Aggregate Two-Way Co-Clustering of Ads and User Data for Online Advertisements*

Department of Computer Science and Information Engineering
National Central University
Taoyuan, 320 Taiwan

Clustering plays an important role in data mining, as it is used by many applications as a preprocessing step for data analysis. Traditional clustering focuses on grouping similar objects, while two-way co-clustering can group dyadic data (objects as well as their attributes) simultaneously. In this research, we apply two-way co-clustering to the analysis of online advertising where both ads and users need to be clustered. However, in addition to the ad-user link matrix that denotes the ads which a user has linked, we also have two additional matrices, which represent extra information about users and ads. In this paper, we proposed a 3-staged clustering method that makes use of the three data matrices to enhance clustering performance. In addition, an Iterative Cross Co-Clustering (ICCC) algorithm is also proposed for two-way co-clustering. The experiment is performed using the advertisement and user data from Morgenstern, a financial social website that focuses on the agency of advertisements. The result shows that iterative cross co-clustering provides better performance than traditional clustering and completes the task more efficiently.

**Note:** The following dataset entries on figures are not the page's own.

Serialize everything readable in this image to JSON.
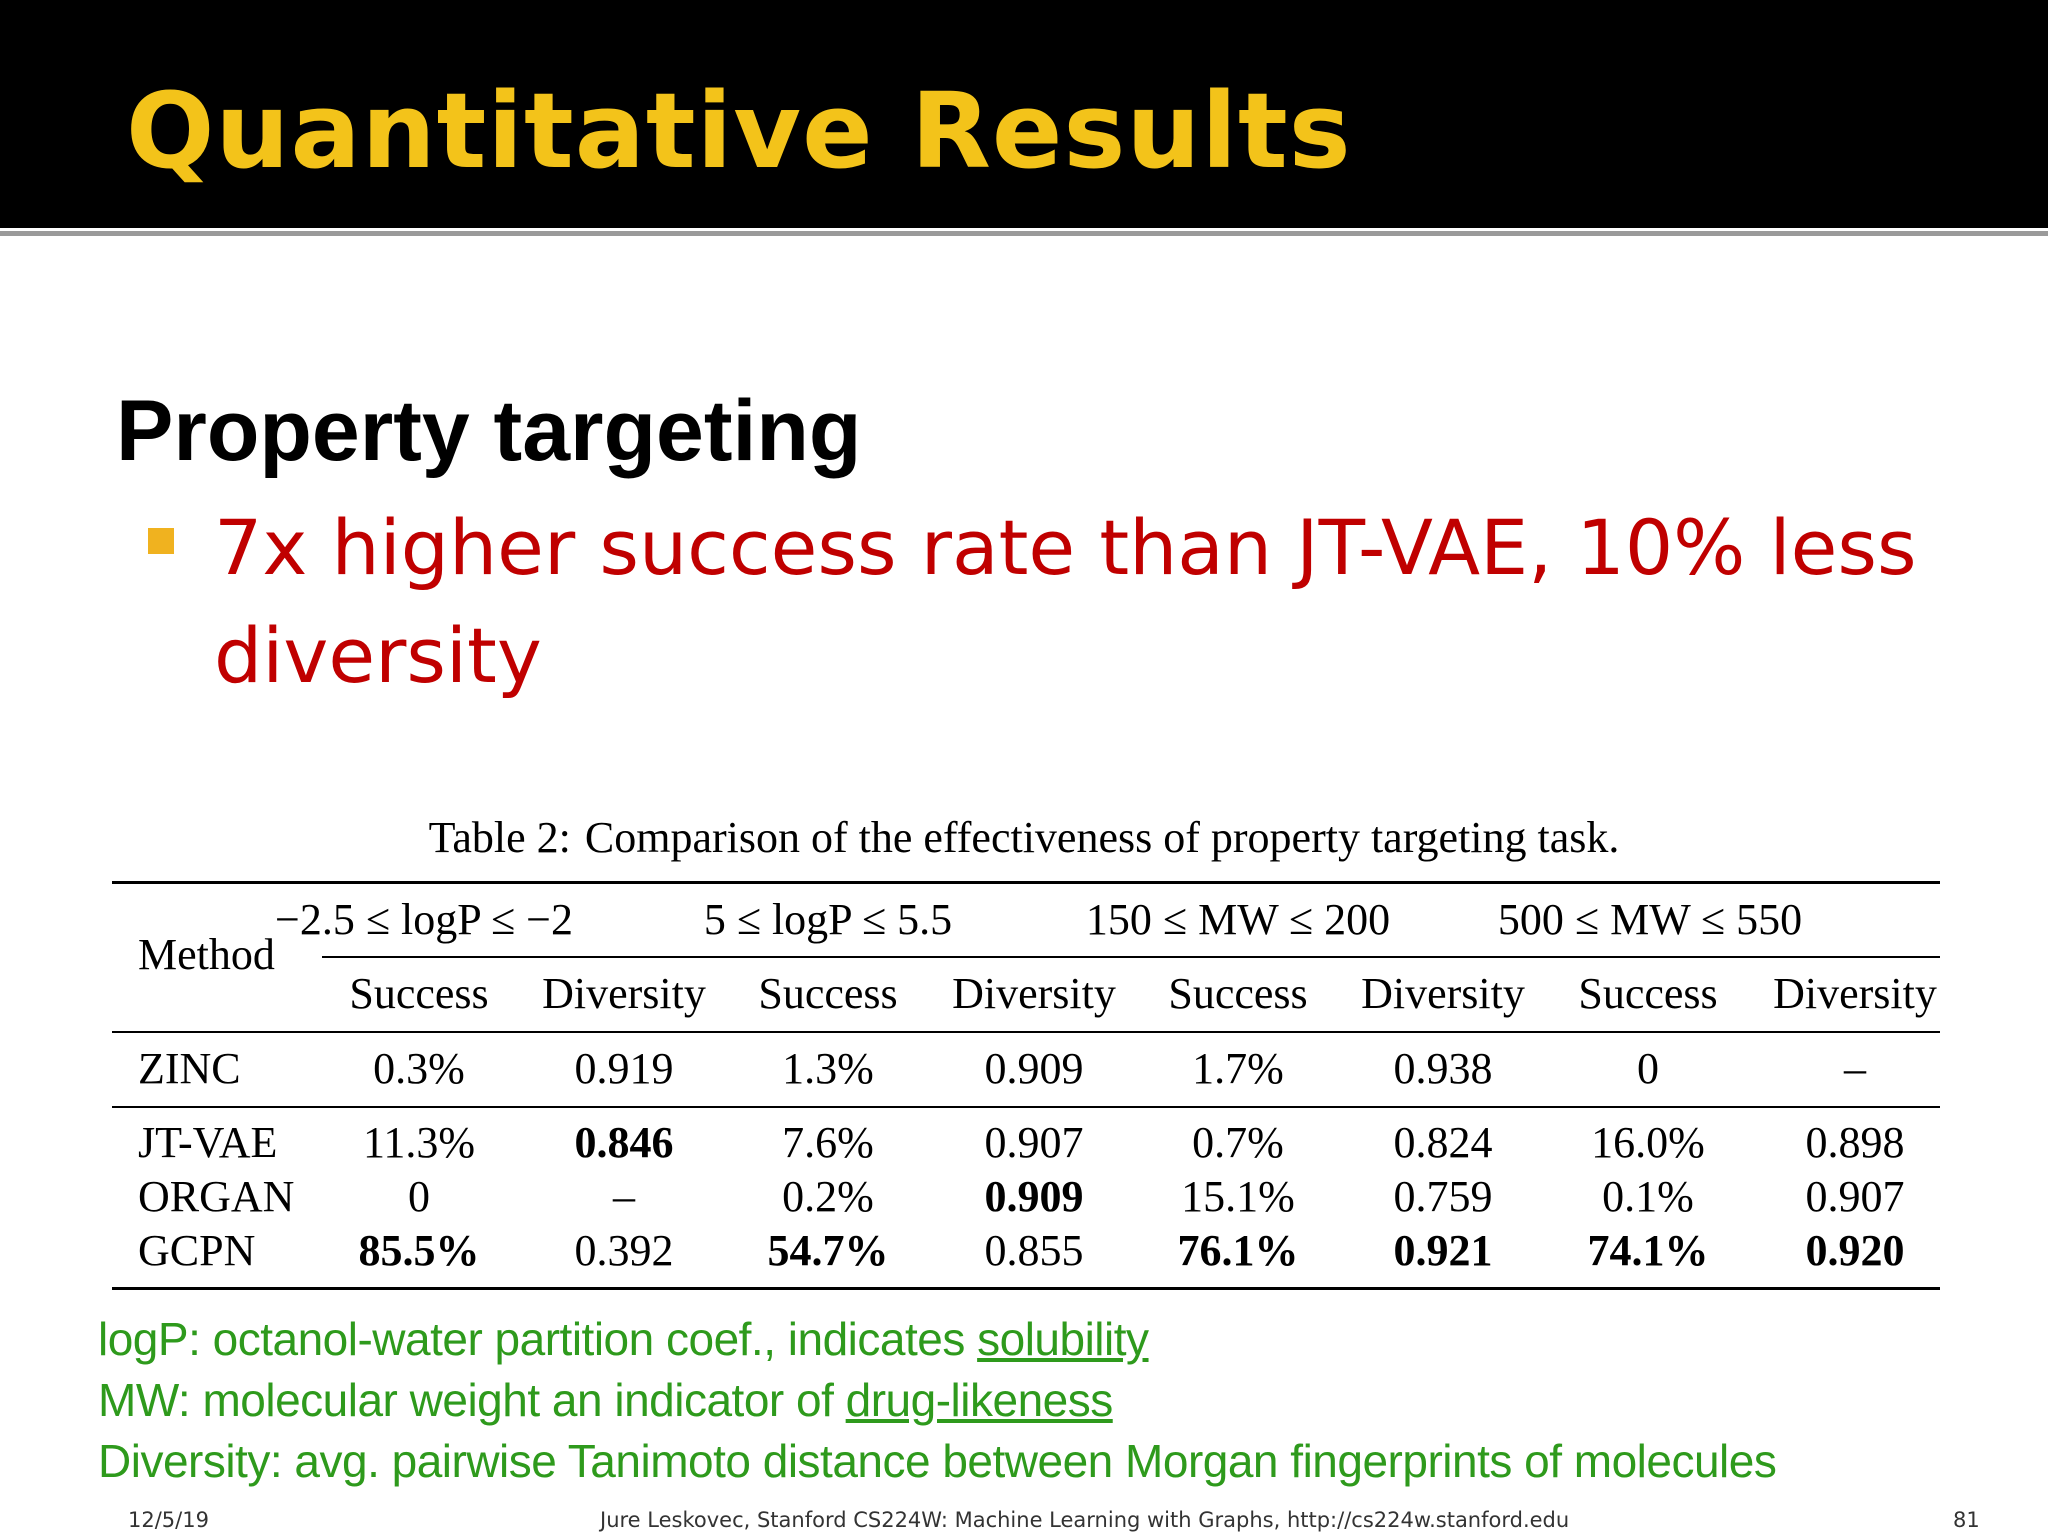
{
  "slide": {
    "title": "Quantitative Results",
    "heading": "Property targeting",
    "bullet": "7x higher success rate than JT-VAE, 10% less diversity"
  },
  "table": {
    "label": "Table 2:",
    "caption": "Comparison of the effectiveness of property targeting task.",
    "method_header": "Method",
    "groups": [
      "−2.5 ≤ logP ≤ −2",
      "5 ≤ logP ≤ 5.5",
      "150 ≤ MW ≤ 200",
      "500 ≤ MW ≤ 550"
    ],
    "subheaders": [
      "Success",
      "Diversity",
      "Success",
      "Diversity",
      "Success",
      "Diversity",
      "Success",
      "Diversity"
    ],
    "rows": [
      {
        "method": "ZINC",
        "values": [
          "0.3%",
          "0.919",
          "1.3%",
          "0.909",
          "1.7%",
          "0.938",
          "0",
          "–"
        ],
        "bold": [
          false,
          false,
          false,
          false,
          false,
          false,
          false,
          false
        ]
      },
      {
        "method": "JT-VAE",
        "values": [
          "11.3%",
          "0.846",
          "7.6%",
          "0.907",
          "0.7%",
          "0.824",
          "16.0%",
          "0.898"
        ],
        "bold": [
          false,
          true,
          false,
          false,
          false,
          false,
          false,
          false
        ]
      },
      {
        "method": "ORGAN",
        "values": [
          "0",
          "–",
          "0.2%",
          "0.909",
          "15.1%",
          "0.759",
          "0.1%",
          "0.907"
        ],
        "bold": [
          false,
          false,
          false,
          true,
          false,
          false,
          false,
          false
        ]
      },
      {
        "method": "GCPN",
        "values": [
          "85.5%",
          "0.392",
          "54.7%",
          "0.855",
          "76.1%",
          "0.921",
          "74.1%",
          "0.920"
        ],
        "bold": [
          true,
          false,
          true,
          false,
          true,
          true,
          true,
          true
        ]
      }
    ]
  },
  "notes": {
    "logp_term": "logP:",
    "logp_text": " octanol-water partition coef., indicates ",
    "logp_link": "solubility",
    "mw_term": "MW",
    "mw_text": ": molecular weight an indicator of ",
    "mw_link": "drug-likeness",
    "div_term": "Diversity",
    "div_text": ": avg. pairwise Tanimoto distance between Morgan fingerprints of molecules"
  },
  "footer": {
    "date": "12/5/19",
    "credit": "Jure Leskovec, Stanford CS224W: Machine Learning with Graphs, http://cs224w.stanford.edu",
    "page": "81"
  },
  "colors": {
    "title": "#f3c31a",
    "bullet_text": "#c00000",
    "bullet_square": "#f0b21f",
    "notes": "#2e9a1c"
  }
}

Keywords: co-clustering, decision tree, KL divergence, dyadic data analysis, clustering evaluation

Received February 22, 2011; revised August 20, 2011; accepted August 31, 2011.
Communicated by Irwin King.
* This paper has been presented in the International Computer Symposium 2010 (ICS 2010) which was held in Tainan, Taiwan on Dec. 16-18, 2010 and sponsored by IEEE, NSC Taiwan, and MOE Taiwan.